You can use the corpus analysis tools in combination with word embeddings for more sophisticated analyses:

from qhchina.analytics.word2vec import Word2Vec
from qhchina.analytics.corpora import compare_corpora

# Train Word2Vec model on your corpus
model = Word2Vec(vector_size=100, window=5, min_count=5)
model.build_vocab(all_sentences)
model.train(all_sentences, epochs=5)

# Analyze differences between two corpora
comparison = compare_corpora(
    corpusA=corpus_a, 
    corpusB=corpus_b,
    filters={"min_count": 5, "max_p": 0.05}
)
significant_words = comparison[comparison["p_value"] < 0.05]["word"].tolist()
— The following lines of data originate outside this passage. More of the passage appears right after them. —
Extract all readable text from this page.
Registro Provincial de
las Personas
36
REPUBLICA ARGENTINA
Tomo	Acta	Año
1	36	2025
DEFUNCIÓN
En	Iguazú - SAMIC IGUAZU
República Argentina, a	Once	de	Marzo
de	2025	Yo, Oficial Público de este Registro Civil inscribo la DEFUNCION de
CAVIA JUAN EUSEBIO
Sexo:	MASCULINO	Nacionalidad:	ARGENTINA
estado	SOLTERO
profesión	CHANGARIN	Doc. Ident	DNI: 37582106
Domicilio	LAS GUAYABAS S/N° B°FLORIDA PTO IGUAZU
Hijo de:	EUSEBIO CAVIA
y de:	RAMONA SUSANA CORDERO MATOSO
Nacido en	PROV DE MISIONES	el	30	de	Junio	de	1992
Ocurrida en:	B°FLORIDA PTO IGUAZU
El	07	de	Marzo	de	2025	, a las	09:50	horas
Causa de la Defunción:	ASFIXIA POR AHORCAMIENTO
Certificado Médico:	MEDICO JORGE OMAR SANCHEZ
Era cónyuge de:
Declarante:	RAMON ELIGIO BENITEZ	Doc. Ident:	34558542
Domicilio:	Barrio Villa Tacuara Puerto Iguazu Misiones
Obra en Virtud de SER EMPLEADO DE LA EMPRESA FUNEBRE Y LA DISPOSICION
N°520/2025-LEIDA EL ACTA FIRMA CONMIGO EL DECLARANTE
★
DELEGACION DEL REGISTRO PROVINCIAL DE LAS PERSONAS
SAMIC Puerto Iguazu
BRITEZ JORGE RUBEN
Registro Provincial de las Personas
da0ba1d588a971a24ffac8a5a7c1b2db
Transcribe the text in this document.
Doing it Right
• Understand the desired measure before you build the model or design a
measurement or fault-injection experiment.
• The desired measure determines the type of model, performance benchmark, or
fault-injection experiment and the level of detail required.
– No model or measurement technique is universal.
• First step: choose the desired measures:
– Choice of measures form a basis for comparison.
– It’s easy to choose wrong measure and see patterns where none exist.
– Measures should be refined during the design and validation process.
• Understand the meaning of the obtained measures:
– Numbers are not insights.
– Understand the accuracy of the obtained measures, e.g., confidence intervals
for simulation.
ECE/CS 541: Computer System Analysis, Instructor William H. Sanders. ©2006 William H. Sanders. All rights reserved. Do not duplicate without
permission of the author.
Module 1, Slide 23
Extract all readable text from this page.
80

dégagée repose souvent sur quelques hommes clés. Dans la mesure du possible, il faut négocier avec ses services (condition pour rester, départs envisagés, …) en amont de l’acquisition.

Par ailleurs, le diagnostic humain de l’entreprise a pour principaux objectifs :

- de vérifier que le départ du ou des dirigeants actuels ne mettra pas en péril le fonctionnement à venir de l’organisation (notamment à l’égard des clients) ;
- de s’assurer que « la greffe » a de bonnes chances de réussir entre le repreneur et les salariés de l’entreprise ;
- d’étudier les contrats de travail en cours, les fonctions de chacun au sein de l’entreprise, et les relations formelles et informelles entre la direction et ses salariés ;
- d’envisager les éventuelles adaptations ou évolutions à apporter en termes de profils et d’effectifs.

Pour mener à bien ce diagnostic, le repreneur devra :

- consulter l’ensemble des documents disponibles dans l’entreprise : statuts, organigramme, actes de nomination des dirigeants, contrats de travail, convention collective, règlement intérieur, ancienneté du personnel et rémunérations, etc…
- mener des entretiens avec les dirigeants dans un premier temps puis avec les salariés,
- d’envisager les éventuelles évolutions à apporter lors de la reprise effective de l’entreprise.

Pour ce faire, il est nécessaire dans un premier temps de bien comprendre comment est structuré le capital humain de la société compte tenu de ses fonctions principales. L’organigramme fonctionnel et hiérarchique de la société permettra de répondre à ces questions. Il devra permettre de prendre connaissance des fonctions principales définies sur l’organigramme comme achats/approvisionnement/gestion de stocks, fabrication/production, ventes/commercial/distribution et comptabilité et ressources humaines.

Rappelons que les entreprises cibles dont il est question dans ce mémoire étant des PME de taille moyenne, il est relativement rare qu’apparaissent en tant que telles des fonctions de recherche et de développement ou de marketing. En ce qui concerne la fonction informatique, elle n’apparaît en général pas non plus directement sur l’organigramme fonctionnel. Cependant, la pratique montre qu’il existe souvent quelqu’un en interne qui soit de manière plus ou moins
# Examine the semantic relationships between significant words
from qhchina.analytics.vectors import project_2d

# Get vectors for significant words that appear in the model
significant_vectors = {}
for word in significant_words:
    if word in model.vocab:
        significant_vectors[word] = model.get_vector(word)

# Visualize the semantic space
if significant_vectors:
    project_2d(
        vectors=significant_vectors,
        method="tsne",
        perplexity=5,
        title="Semantic Space of Statistically Significant Words"
    )

Practical Examples

Comparative Analysis of Historical Texts

# Comparing language use in different historical periods
modern_corpus = ["现代", "科技", "发展", "技术", "电脑", "系统", ...]
classical_corpus = ["古代", "诗词", "文学", "礼仪", "制度", ...]

# Find distinctive vocabulary in each period
period_comparison = compare_corpora(
    modern_corpus, 
    classical_corpus,
    min_count=5
)

Topic-Focused Analysis

# Extract all sentences containing a specific term
from qhchina.helpers import texts

economy_sentences = texts.extract_sentences_with_term(
    all_sentences, 
    "经济"
)

# Compare sentences with the term to the broader corpus
economy_comparison = compare_corpora(
    [token for sentence in economy_sentences for token in sentence],
    [token for sentence in all_sentences for token in sentence],
    min_count=5
)

Performance Considerations

  • For very large corpora, consider using min_count to filter out rare words
  • When creating co-occurrence matrices for large vocabularies, use use_sparse=True
  • The compare_corpora function stores results in memory, so for extremely large corpora, consider processing in batches

References

  1. Dunning, T. (1993). Accurate methods for the statistics of surprise and coincidence. Computational linguistics, 19(1), 61-74.
  2. Church, K. W., & Hanks, P. (1990). Word association norms, mutual information, and lexicography. Computational linguistics, 16(1), 22-29.
  3. Hamilton, W. L., Leskovec, J., & Jurafsky, D. (2016). Diachronic word embeddings reveal statistical laws of semantic change. arXiv preprint arXiv:1605.09096.